You could also consider WiReboot, but it seems it’s not available in Europe and I don’t want to mess with customs.
And if you keep looking, you will see more and more alternatives, most of them complex. Because yes, we have “smart” sockets, but it seems that they do not provide this kind of feature.
So if you want to play a little, you can also consider hacking one of such “smart” socket. There are a lot of models and a lot of them are based on the Tuya platform. Ignore those. Changing the firmware can be easy, or just impossible.
Tasmota and Sonoff S26
WARNING: Be aware that you will be working under your exclusive responsibility, and that by doing this you can be violating some local regulations. I do not take any responsibility or liability for following the instructions. Make sure you know what you are doing, and just do not proceed if you are not sure.
WARNING: Never, ever, tinker or try to flash a device using the serial programming interface while it is connected to MAINS ELECTRICITY (AC power).
WARNING: The Sonoff S26 supports a maximum load of 2200W and 10A. Do not connect any devices exceeding that load and do not connect more than one device at the same time.
So what do you need?
- Read and understand warnings at the start of this section. Read them. It is really important.
- Prepare a Tasmota build with USE_PING enabled (doesn’t come enabled on any official builds) or just get the one I prepared at https://jenkins.juliogonzalez.es/job/tasmota-sonoffS2X-watchdog/lastSuccessfulBuild/artifact/.pio/build/tasmota/firmware.bin.gz (enables USE_PING and USE_TELEGRAM, and disables a lot of stuff that I don’t need, check the details)
- Prepare the software to flash the binary. I recommend tasmotizer
- A FTDI USB to Serial adapter to connect your computer to the Sonoff S26 either by soldering the cables or without soldering.
- Load your build or my build to your Sonoff S26.
- Apply the rule (if you want to check that internet is working, don’t ping the router, ping something on the internet such as 18.104.22.168) from the link above, enable it and then reboot the Sonoff S26.
- Do some testing to verify that everything works.
UPDATE: Now I am using some Shelly Plug S as well. Such devices can be flashed with the web browser.

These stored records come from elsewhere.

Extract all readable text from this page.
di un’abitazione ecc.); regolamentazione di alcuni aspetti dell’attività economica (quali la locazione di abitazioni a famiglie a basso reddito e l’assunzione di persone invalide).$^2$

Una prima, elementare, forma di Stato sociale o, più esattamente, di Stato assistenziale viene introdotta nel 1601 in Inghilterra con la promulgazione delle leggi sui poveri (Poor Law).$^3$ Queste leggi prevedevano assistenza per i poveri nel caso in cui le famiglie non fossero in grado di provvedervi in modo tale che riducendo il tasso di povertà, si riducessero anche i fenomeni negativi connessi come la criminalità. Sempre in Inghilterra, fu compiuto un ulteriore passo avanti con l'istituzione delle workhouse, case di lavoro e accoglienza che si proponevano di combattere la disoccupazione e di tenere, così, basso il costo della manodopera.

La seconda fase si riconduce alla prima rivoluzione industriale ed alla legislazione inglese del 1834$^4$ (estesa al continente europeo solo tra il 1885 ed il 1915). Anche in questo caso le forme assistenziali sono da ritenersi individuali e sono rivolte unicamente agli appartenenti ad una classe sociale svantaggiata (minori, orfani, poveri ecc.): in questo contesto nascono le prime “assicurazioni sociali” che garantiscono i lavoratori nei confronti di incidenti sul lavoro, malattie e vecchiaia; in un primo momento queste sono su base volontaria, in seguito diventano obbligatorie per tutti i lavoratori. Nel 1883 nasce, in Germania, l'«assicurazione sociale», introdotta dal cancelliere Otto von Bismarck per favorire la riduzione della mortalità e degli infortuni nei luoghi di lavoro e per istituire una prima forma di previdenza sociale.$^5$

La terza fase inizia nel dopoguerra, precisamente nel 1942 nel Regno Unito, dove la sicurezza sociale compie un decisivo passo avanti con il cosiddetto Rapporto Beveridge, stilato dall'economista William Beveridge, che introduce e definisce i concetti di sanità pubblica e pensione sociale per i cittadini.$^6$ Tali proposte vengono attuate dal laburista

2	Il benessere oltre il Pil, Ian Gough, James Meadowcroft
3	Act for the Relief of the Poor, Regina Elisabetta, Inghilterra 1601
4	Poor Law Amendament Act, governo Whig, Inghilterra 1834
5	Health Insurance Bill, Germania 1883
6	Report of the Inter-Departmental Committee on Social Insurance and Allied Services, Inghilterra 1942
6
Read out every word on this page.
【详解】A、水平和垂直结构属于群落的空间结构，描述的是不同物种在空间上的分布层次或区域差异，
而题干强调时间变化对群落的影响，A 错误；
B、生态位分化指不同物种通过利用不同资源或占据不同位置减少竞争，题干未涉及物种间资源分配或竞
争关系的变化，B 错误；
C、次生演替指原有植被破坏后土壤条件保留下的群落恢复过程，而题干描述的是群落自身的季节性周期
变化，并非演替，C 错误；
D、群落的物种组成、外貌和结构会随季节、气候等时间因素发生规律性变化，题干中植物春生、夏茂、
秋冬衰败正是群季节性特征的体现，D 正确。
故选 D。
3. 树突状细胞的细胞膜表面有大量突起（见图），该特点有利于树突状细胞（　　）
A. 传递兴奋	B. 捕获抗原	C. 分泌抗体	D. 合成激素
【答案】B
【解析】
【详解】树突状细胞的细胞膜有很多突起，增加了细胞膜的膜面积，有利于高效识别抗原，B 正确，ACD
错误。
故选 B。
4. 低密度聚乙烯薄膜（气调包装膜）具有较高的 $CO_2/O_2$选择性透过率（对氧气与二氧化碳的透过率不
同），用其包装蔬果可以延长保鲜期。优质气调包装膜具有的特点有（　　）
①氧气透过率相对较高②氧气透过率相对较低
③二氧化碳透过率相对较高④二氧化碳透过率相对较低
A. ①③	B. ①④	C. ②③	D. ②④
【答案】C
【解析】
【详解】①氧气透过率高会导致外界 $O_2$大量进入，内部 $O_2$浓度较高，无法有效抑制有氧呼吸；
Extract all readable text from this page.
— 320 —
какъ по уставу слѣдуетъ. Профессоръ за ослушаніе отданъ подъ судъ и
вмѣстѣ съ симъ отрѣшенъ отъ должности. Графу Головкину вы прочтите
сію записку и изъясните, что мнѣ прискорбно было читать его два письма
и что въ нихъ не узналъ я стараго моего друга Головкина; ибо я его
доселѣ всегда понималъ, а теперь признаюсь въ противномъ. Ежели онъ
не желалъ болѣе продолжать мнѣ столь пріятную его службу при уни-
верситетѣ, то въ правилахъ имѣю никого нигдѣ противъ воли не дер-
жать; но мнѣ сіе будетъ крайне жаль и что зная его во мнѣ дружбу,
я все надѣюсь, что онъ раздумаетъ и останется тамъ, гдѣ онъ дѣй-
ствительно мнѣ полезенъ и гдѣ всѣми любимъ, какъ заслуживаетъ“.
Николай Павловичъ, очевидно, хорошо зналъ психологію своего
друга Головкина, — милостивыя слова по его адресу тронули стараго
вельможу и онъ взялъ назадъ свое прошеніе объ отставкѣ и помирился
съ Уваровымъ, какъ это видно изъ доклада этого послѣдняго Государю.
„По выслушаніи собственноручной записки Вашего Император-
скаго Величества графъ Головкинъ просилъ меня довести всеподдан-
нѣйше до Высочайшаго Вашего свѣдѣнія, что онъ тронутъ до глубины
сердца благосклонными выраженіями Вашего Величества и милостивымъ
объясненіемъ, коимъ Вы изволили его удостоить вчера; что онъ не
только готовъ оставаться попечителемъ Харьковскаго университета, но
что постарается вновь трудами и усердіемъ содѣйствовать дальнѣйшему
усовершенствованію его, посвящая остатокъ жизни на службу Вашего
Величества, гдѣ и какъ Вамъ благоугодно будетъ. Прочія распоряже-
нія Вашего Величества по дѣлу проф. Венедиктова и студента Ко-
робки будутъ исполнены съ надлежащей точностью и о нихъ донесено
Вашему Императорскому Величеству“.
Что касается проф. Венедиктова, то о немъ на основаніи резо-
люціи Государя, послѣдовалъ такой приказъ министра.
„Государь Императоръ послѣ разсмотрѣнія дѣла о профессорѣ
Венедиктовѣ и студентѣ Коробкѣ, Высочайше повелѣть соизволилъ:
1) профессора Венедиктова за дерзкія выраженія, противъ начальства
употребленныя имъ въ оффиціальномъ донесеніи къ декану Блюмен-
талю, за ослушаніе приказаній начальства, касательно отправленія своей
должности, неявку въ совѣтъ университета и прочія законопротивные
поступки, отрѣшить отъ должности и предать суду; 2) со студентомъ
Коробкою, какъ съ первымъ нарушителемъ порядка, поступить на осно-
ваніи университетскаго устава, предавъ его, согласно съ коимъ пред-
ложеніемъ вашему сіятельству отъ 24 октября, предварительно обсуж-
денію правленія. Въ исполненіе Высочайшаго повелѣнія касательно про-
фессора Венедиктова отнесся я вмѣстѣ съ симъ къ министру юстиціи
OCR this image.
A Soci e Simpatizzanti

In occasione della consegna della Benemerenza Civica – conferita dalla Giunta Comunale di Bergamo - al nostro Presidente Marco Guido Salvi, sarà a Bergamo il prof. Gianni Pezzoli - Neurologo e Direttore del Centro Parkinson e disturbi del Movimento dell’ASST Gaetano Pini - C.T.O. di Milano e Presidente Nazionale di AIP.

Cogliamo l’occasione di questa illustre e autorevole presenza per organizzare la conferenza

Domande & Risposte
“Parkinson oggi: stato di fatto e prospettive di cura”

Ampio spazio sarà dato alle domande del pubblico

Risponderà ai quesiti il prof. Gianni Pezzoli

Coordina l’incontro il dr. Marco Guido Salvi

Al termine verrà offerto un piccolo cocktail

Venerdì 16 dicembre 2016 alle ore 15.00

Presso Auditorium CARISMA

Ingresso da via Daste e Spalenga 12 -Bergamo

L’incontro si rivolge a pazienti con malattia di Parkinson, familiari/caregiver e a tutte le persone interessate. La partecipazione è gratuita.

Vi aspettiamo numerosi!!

The corresponding build is at available at https://jenkins.juliogonzalez.es/job/tasmota-shellyplugs-watchdog/lastSuccessfulBuild/artifact/.pio/build/tasmota/firmware.bin.gz
As you noticed above, my build includes USE_TELEGRAM, as I want to get notifications to telegram when the Watchdog is acting, and I also want the watchdog to verify that the ping fails two times before restarting the device.
For that, I used the console to create a rule:
Rule1 ON system#boot DO Var1 3 ENDON ON system#boot DO Var2 0 ENDON ON system#boot DO tmchatid <MY_TELEGRAM_ID> ENDON ON system#boot DO tmstate 1 ENDON ON system#boot DO tmtoken <TELEGRAM_BOT_API_TOKEN> ENDON ON system#boot DO tmsend Router booted up ENDON ON Var1#State>1439 DO Var1 1439 ENDON ON Time#Minute|%var1% DO Ping4 <IP> ENDON ON Ping#<IP>#Success==0 DO backlog; tmsend Router: Device is unresponsive...; Add2 1 ENDON ON Ping#<IP>#Success>0 DO backlog; Var1 3; Var2 0 ENDON ON Var2#State > 1 DO backlog Mult1 3; tmsend Router: Device is unresponsive, restarting power; Power1 0; Delay 10; Power1 1; Var2 0 ENDON
Replace <MY_TELEGRAM_ID> with your telegram ID, which is not your alias or your phone number. You can use a bot to get your ID.
Replace <TELEGRAM_BOT_API_TOKEN> with the bot token can easily be retrived from Telegram’s Botfather bot.
Replace <IP> with the IP of the device you want to check.